RIYADH: Saudi banks’ money supply hit record levels in May, reaching SR2.825 trillion ($753.31 billion) after seeing an annual increase of 8.56 percent, official data showed.
According to the analysis released by the Saudi Central Bank, also known as SAMA, this represented a rise of more than SR222.93 billion compared to the same period last year.
These liquidity levels strongly support economic and commercial activity, contributing effectively to the economic development process and enabling the achievement of the goals of Saudi Vision 2030. This reflects the strength and solidity of the banking and financial sector.
This surge was mainly fueled by an 23.4 percent increase in banks’ term and savings accounts, which reached SR889.55 billion.
These deposits represented the second-largest portion, comprising 31.4 percent of the total money supply, following demand deposits, which constituted 49.2 percent at SR1.390 trillion.
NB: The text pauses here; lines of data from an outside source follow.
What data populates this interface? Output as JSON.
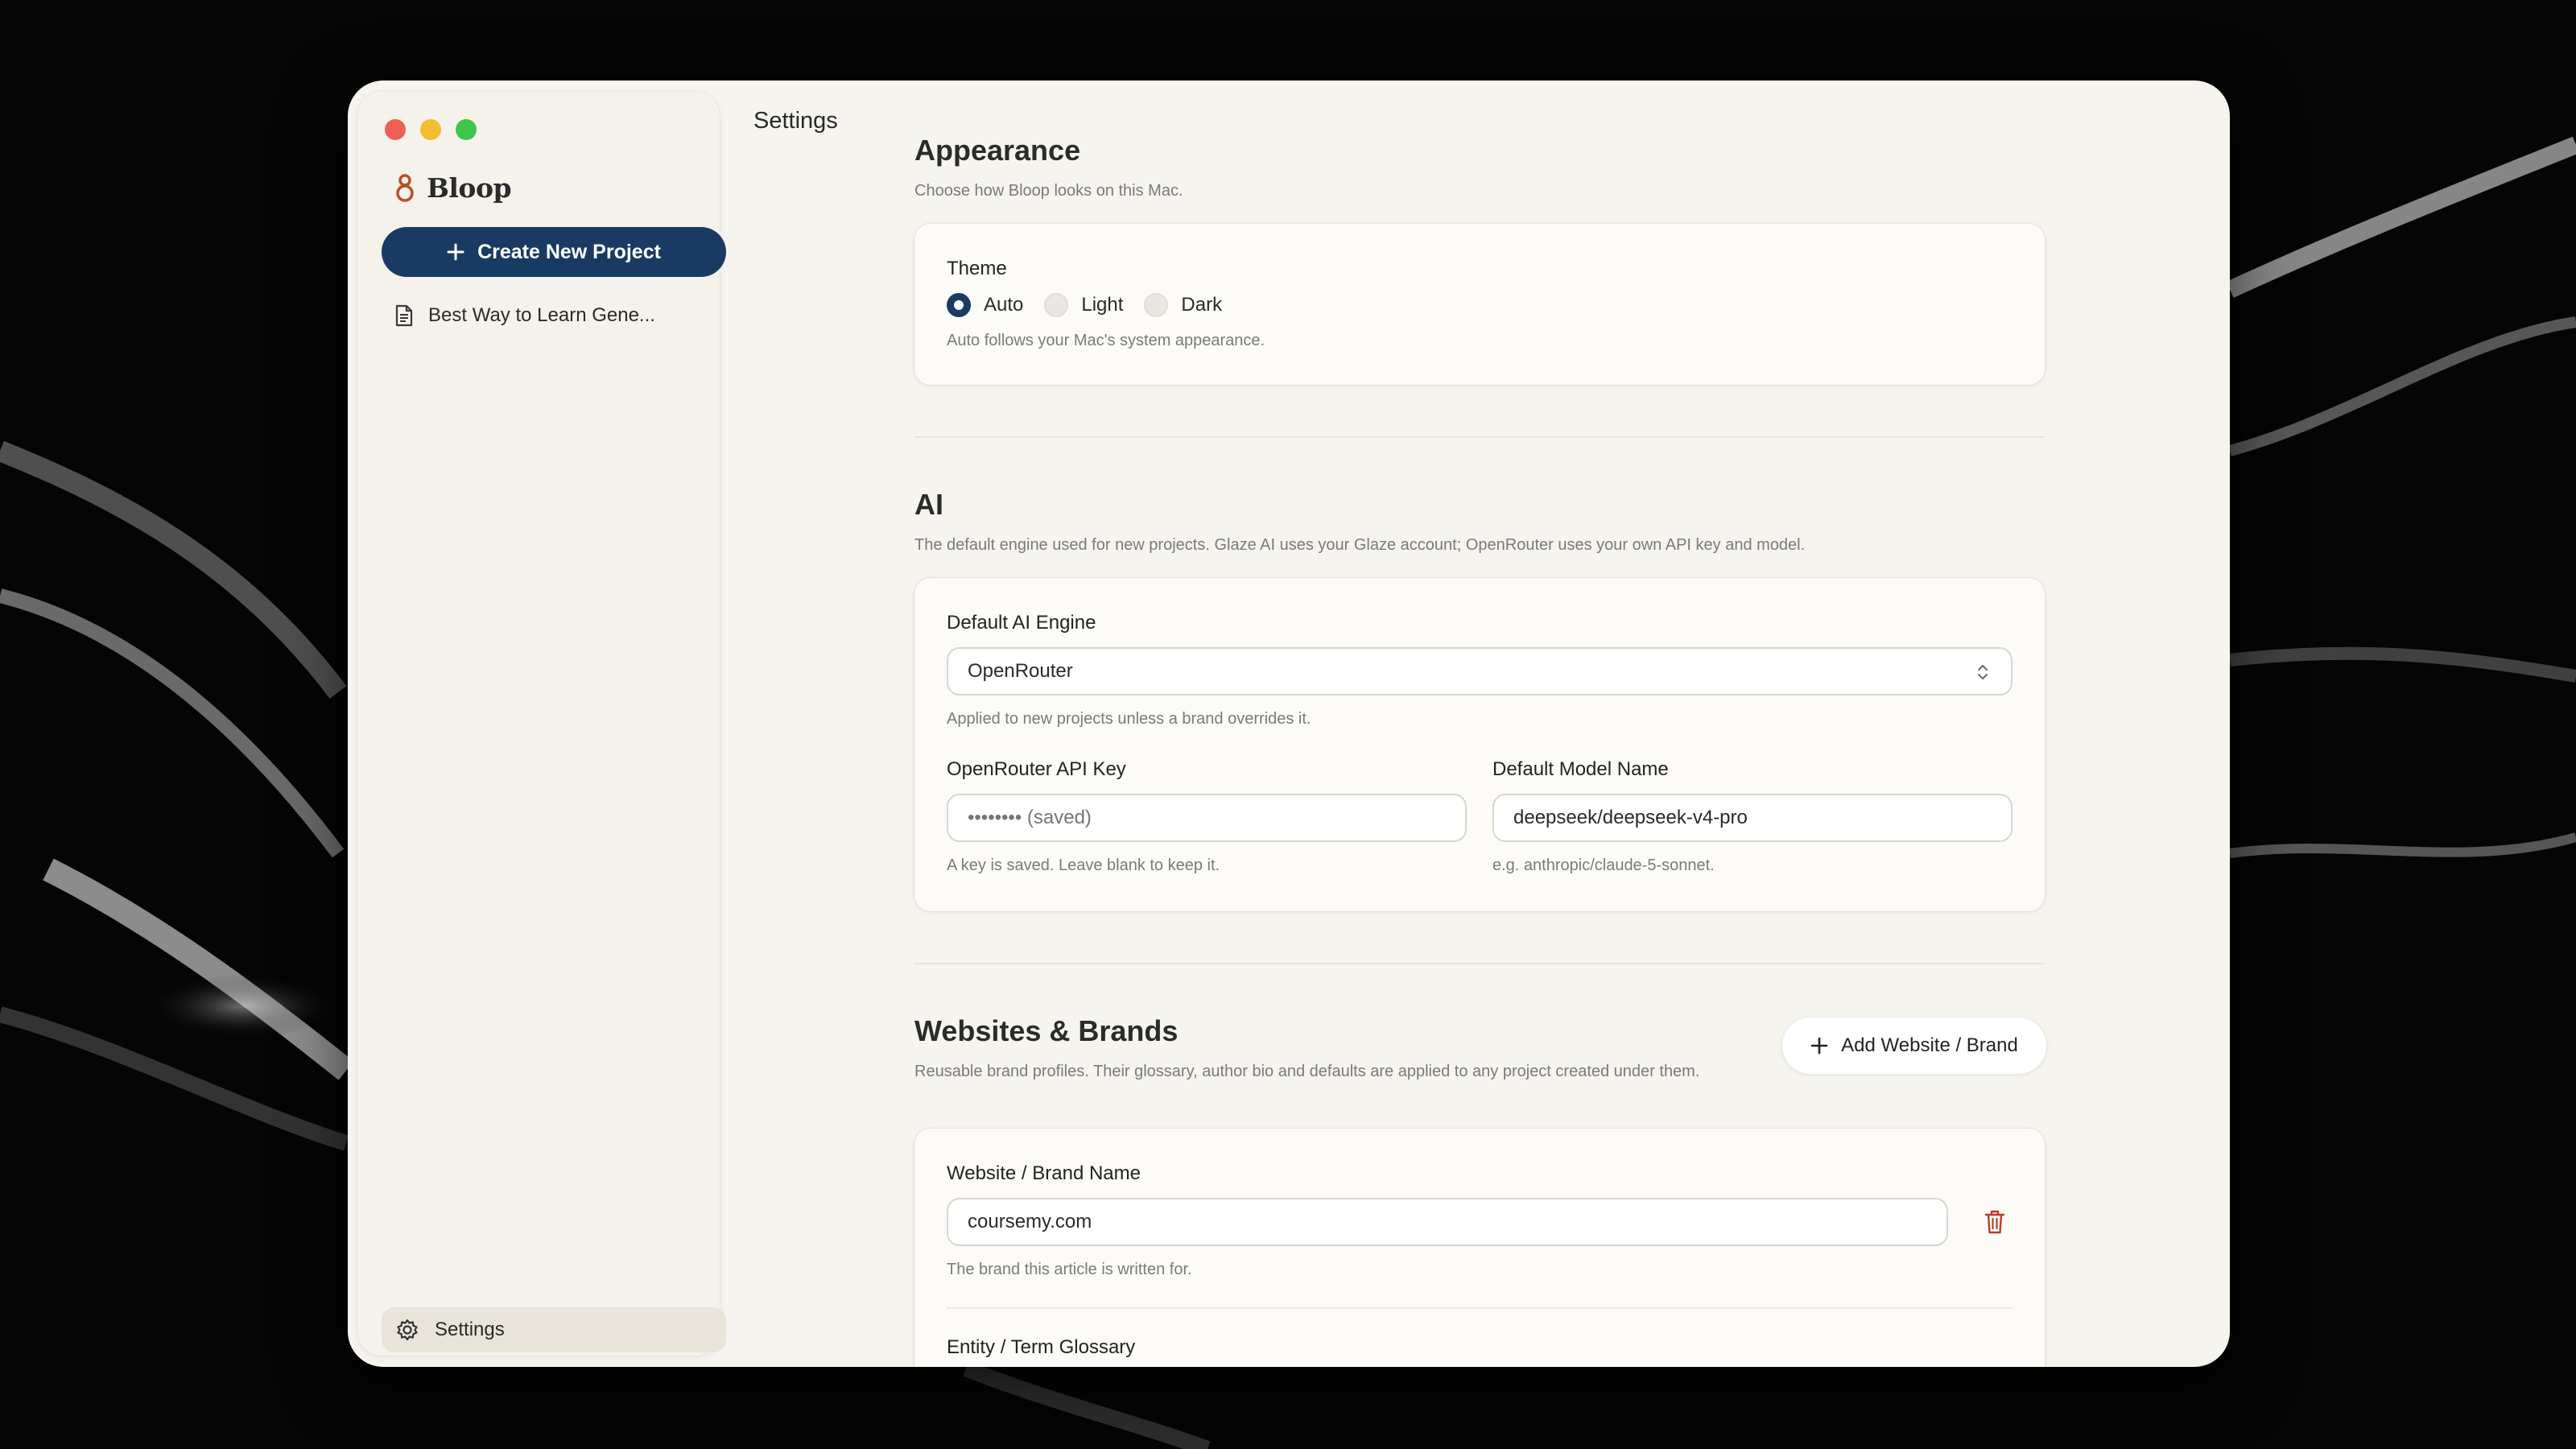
{
  "window": {
    "title": "Settings"
  },
  "sidebar": {
    "brand": "Bloop",
    "create_button": "Create New Project",
    "projects": [
      "Best Way to Learn Gene..."
    ],
    "settings_label": "Settings"
  },
  "appearance": {
    "title": "Appearance",
    "description": "Choose how Bloop looks on this Mac.",
    "theme_label": "Theme",
    "options": [
      "Auto",
      "Light",
      "Dark"
    ],
    "selected": "Auto",
    "help": "Auto follows your Mac's system appearance."
  },
  "ai": {
    "title": "AI",
    "description": "The default engine used for new projects. Glaze AI uses your Glaze account; OpenRouter uses your own API key and model.",
    "engine_label": "Default AI Engine",
    "engine_value": "OpenRouter",
    "engine_help": "Applied to new projects unless a brand overrides it.",
    "api_key_label": "OpenRouter API Key",
    "api_key_placeholder": "•••••••• (saved)",
    "api_key_help": "A key is saved. Leave blank to keep it.",
    "model_label": "Default Model Name",
    "model_value": "deepseek/deepseek-v4-pro",
    "model_help": "e.g. anthropic/claude-5-sonnet."
  },
  "brands": {
    "title": "Websites & Brands",
    "description": "Reusable brand profiles. Their glossary, author bio and defaults are applied to any project created under them.",
    "add_button": "Add Website / Brand",
    "name_label": "Website / Brand Name",
    "name_value": "coursemy.com",
    "name_help": "The brand this article is written for.",
    "glossary_label": "Entity / Term Glossary"
  },
  "colors": {
    "accent": "#193b63",
    "danger": "#c0392b",
    "window_bg": "#f6f4ee",
    "brand_logo": "#b5502e"
  },
  "icons": [
    "logo-icon",
    "plus-icon",
    "document-icon",
    "gear-icon",
    "chevron-updown-icon",
    "trash-icon"
  ]
}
On the other hand, quasi-money holdings comprised 11.1 percent of the total, experiencing an annual 6.3 percent decrease during this period.
Meanwhile, currency outside banks accounted for an 8 percent share, reflecting an 8.85 percent growth.
Quasi-money deposits include residents’ deposits in foreign currencies, deposits against letters of credit, outstanding transfers, and repurchase agreements entered into by banks with the private sector.
At the end of January, the money supply was valued at SR2.720 trillion. It also increased by roughly 1.2 percent per month, totaling SR32.402 billion, compared to SR2.793 trillion at the end of April of the same year, the Saudi Press Agency reported.
It is noteworthy that during 2022, SAMA raised key policy rates seven times, followed by an additional four increases in 2023.
The central bank’s repo rate was last raised by 25 basis points to 6 percent in its July 2023 meeting, marking its highest level since 2001. Since then, rates have remained unchanged.
Meanwhile, US inflation surged to a six-month high in March, prompting investors to delay their expectations for Federal Reserve rate cuts.
Deposits represent a costly funding source for banks, with heightened competition in the financial market significantly driving up their average cost.
Despite this, the surge in interest rates also strengthened Saudi banks’ profits on the asset side. Higher borrowing rates led to increased income, offsetting the challenges posed by the expensive funding environment.